İslam kanısında metafizik sözüyle ifade edebileceğimiz üç farklı ilahiyat vardır: Kelam, tasavvuf ve ideoloji. Kelam ve tasavvuf, evvelki devirlerin tesirini taşımakla bir arada kuruluşu İslam periyodunda gerçekleşen ve temelde Hz. Peygamber’in temsil ettiği hakikat bilgisine onun bildirim ettiği vahiy “esas alınarak” nasıl ulaşılabilir sorusuna karşılık vermeye çalışan küllî disiplinlerdir. İdeoloji ise kadim bilimler külliyatının Arapçaya çevirisiyle İslam niyetinin bir kesimi haline gelmiştir. Bu külliyat ortasında metafizik bütün bilimlerin tepesinde kabul ediliyordu ve İslam periyodunda de bu pozisyonunu sürdürmüştür. İslam filozofları varlık-mahiyet ve zorunlu-mümkün üzere metafizik kanıyı bir bütün olarak etkileyen görüşlerle ontoloji ve teolojiyi bir daha inşa etmişlerdir.

İslam niyetinin Batı ideolojisi ve Batı metafiziğiyle buluşmasıyla bozulma periyoduna girdiğini öne sürenler var. Siz bu durumu nasıl değerlendiriyorsunuz?

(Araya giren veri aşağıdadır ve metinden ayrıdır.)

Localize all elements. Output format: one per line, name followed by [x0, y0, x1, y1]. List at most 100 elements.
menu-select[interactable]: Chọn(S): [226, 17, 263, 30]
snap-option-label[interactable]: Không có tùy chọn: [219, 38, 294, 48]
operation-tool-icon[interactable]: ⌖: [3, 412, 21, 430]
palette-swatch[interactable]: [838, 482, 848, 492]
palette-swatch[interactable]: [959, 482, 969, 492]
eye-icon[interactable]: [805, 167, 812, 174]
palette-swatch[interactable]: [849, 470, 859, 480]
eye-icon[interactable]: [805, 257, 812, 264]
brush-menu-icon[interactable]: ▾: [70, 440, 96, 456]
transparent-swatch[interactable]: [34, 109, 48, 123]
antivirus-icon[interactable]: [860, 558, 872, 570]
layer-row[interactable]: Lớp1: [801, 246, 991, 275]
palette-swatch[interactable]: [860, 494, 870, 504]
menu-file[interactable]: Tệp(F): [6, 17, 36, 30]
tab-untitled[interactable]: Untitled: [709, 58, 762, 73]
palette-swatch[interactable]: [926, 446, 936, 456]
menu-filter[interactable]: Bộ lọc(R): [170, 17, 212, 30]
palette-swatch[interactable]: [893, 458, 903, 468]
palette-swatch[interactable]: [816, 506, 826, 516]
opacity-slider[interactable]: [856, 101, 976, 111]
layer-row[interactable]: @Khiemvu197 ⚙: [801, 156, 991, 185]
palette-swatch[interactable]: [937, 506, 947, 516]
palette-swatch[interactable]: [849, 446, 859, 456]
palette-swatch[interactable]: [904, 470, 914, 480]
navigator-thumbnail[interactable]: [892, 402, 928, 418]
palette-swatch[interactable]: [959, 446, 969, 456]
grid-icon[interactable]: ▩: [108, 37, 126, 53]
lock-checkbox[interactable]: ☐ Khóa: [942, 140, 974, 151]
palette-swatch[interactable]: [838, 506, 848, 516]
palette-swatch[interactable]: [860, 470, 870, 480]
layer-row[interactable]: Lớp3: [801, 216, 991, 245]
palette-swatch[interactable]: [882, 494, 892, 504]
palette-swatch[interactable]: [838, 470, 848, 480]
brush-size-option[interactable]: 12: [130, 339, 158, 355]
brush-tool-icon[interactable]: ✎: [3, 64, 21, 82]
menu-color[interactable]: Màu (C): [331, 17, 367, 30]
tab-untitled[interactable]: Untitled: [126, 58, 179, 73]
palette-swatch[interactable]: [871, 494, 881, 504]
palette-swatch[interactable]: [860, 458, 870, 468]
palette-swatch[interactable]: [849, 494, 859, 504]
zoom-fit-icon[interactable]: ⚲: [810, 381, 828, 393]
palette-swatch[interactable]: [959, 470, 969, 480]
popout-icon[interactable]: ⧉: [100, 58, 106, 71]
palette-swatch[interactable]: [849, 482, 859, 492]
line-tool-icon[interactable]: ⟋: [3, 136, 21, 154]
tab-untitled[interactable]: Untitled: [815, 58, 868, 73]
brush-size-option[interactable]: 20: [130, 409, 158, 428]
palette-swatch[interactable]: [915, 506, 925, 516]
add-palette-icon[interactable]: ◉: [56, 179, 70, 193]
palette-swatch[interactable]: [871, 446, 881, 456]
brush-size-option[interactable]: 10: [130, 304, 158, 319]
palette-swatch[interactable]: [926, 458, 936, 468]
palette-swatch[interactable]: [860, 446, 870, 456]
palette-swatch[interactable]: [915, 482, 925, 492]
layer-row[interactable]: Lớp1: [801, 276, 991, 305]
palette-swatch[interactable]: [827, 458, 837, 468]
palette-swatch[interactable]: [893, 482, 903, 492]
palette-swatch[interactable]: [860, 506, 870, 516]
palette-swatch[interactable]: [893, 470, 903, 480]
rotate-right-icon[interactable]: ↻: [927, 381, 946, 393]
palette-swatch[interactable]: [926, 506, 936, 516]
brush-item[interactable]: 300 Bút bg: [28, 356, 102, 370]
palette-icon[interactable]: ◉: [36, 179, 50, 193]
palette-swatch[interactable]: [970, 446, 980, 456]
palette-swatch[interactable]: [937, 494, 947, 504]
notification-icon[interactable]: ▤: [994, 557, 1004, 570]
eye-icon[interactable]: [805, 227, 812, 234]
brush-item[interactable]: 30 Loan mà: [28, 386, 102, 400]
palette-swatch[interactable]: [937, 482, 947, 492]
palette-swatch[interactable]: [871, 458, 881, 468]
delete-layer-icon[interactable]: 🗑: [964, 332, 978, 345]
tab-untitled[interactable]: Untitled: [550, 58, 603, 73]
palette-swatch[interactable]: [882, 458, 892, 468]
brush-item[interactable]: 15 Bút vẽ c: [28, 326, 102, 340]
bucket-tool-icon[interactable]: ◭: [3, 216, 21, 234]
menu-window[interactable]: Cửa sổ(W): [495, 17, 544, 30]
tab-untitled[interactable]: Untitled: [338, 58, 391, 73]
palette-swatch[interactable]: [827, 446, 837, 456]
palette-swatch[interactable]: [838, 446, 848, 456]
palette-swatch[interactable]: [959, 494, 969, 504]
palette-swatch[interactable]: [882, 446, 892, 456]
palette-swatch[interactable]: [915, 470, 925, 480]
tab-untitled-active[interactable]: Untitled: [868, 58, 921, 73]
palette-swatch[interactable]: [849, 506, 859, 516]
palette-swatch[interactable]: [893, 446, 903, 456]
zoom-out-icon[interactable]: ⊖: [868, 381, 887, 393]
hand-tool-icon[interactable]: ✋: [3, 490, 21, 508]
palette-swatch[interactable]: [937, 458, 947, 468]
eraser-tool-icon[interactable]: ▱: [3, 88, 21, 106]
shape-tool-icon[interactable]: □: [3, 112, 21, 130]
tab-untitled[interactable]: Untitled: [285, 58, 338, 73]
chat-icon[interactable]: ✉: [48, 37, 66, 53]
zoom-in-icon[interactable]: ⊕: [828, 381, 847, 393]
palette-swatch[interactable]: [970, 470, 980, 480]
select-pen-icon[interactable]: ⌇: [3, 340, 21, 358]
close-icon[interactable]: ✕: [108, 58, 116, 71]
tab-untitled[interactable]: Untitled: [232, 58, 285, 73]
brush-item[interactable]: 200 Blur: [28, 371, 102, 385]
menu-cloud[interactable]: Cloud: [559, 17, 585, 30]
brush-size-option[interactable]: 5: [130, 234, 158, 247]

Klasik İslam niyeti Batı’yla müsabaka kanısında bozulmadı, yalnızca evvelki açıklama gücünü yitirdi, eski fonksiyonlarının birçoklarını yapamaz hale geldi. İslam dünyasında Batı’yla müsabaka deneyimi, çabucak hemen klasik niyetin yeni bir yorumunu doğurmuş sayılmaz. Bu sebeple bir bozulmadan bahsetmek isabetli değil. Evet, özellikle tefsir ve hadis alanında buna yönelik bir kadro teşebbüsler olsa da bu teşebbüsler, çabucak hemen tamamlanmamış yorumlama gayretleridir. Lakin Batı’yla müsabaka, süreç ortasında İslam niyeti algımızı, kaynak anlayışımızı ve ehem-mühim sıralamamızı etkileyerek bu kanıyı gözümüzde değersizleştirdi. Bizim yaptığımız çalışmaların birçok, bu kanıyı yaşadığımız periyodun ilgileriyle yeni kavramayı amaçlamaktadır.